Proving that if $f$ is continuous on an interval then $|f|$ is continuous on the interval too

Question

I have to prove the following: Show that if $f : (a, b) →\mathbb R$ is continuous then $|f|$ is continuous on $(a, b)$ as well.
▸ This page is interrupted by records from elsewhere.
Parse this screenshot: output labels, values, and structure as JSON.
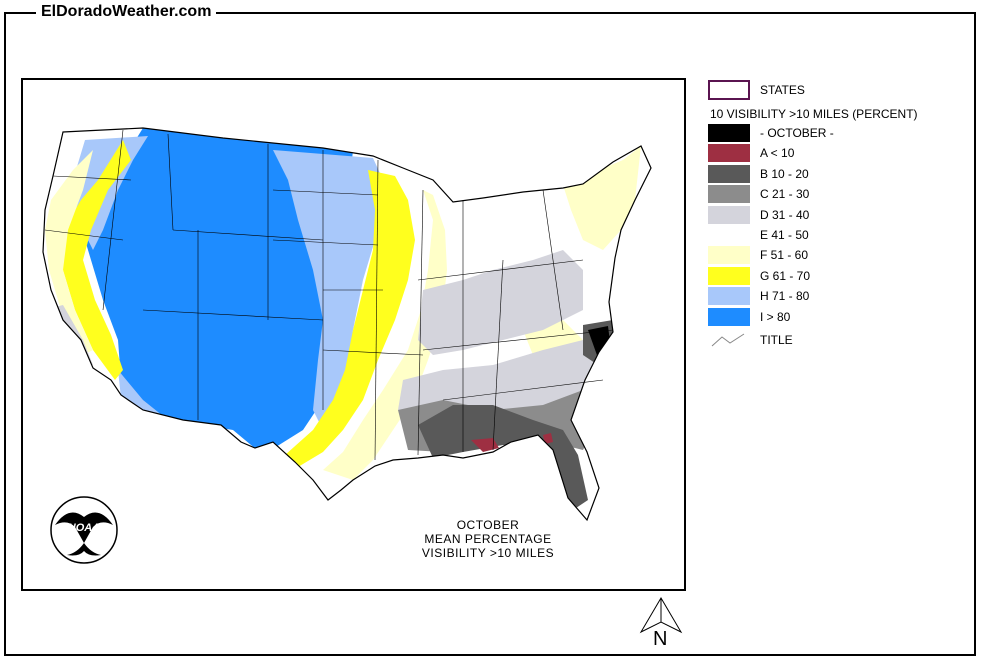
{
  "site": {
    "title": "ElDoradoWeather.com"
  },
  "map": {
    "caption": [
      "OCTOBER",
      "MEAN PERCENTAGE",
      "VISIBILITY >10 MILES"
    ],
    "logo_text": "NOAA",
    "north_label": "N"
  },
  "legend": {
    "states_label": "STATES",
    "header": "10 VISIBILITY >10 MILES (PERCENT)",
    "items": [
      {
        "label": "- OCTOBER -",
        "color": "#000000"
      },
      {
        "label": "A < 10",
        "color": "#9e2f42"
      },
      {
        "label": "B 10 - 20",
        "color": "#595959"
      },
      {
        "label": "C 21 - 30",
        "color": "#8c8c8c"
      },
      {
        "label": "D 31 - 40",
        "color": "#d4d4dc"
      },
      {
        "label": "E 41 - 50",
        "color": "#ffffff"
      },
      {
        "label": "F 51 - 60",
        "color": "#ffffc8"
      },
      {
        "label": "G 61 - 70",
        "color": "#ffff1e"
      },
      {
        "label": "H 71 - 80",
        "color": "#a8c8fa"
      },
      {
        "label": "I > 80",
        "color": "#1e8cff"
      }
    ],
    "title_label": "TITLE",
    "states_outline_color": "#5a1450"
  }
}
So I want to show that $lim_{x \rightarrow x_0} |f(x)| = |f(x_0)|$. It's easy to show this for $x_0$ s.t. $f(x_0) < 0$ or $f(x_0) > 0$ because we know, for example, that if $lim_{x \rightarrow x_0} f(x) = f(x_0) > 0$ then there must exist a $\delta$ s.t. $f(x) < 0$ $\forall |x-x_0|<\delta$ so we can say $lim_{x \rightarrow x_0} |f(x)| = lim_{x \rightarrow x_0} f(x) = f(x_0) = |f(x_0)|$. However I'm not sure how to show it for $x_0$ s.t. $f(x_0) = 0$. The way I tried to show it $x_0$ s.t. $f(x_0) = 0$ was by saying that if $f(x_0) = 0$ then $lim_{x \rightarrow x_0} f(x) = f(x_0) = 0 =|f(x_0)|$ so we must have $lim_{x \rightarrow x_0} |f(x)| = |f(x_0)|$. But this to me just seemed trivially true and I wasn't really sure if my justification was a justification at all.

Answer 1

Hint: $\big||f(x)|-|f(x_0)|\big| \leq |f(x)-f(x_0)|$ by the reverse triangle inequality.

Answer 2

Not sure if you are allowed to use this in your answer, but note that $|f(x)|=g(f(x))$ where $g:\mathbb R\to \mathbb R$, $g(x)=|x|$. Thus, you can first prove that $g$ is continuous, and then invoke the theorem that the composition of two continuous functions is continuous.

Now, note that $g$ is continuous on $(-\infty,0]$ (where it coincides with $x\mapsto -x$) and on $[0,+\infty)$ (where it coincides with $x\mapsto x$), so it is continuous on the whole $\mathbb R$.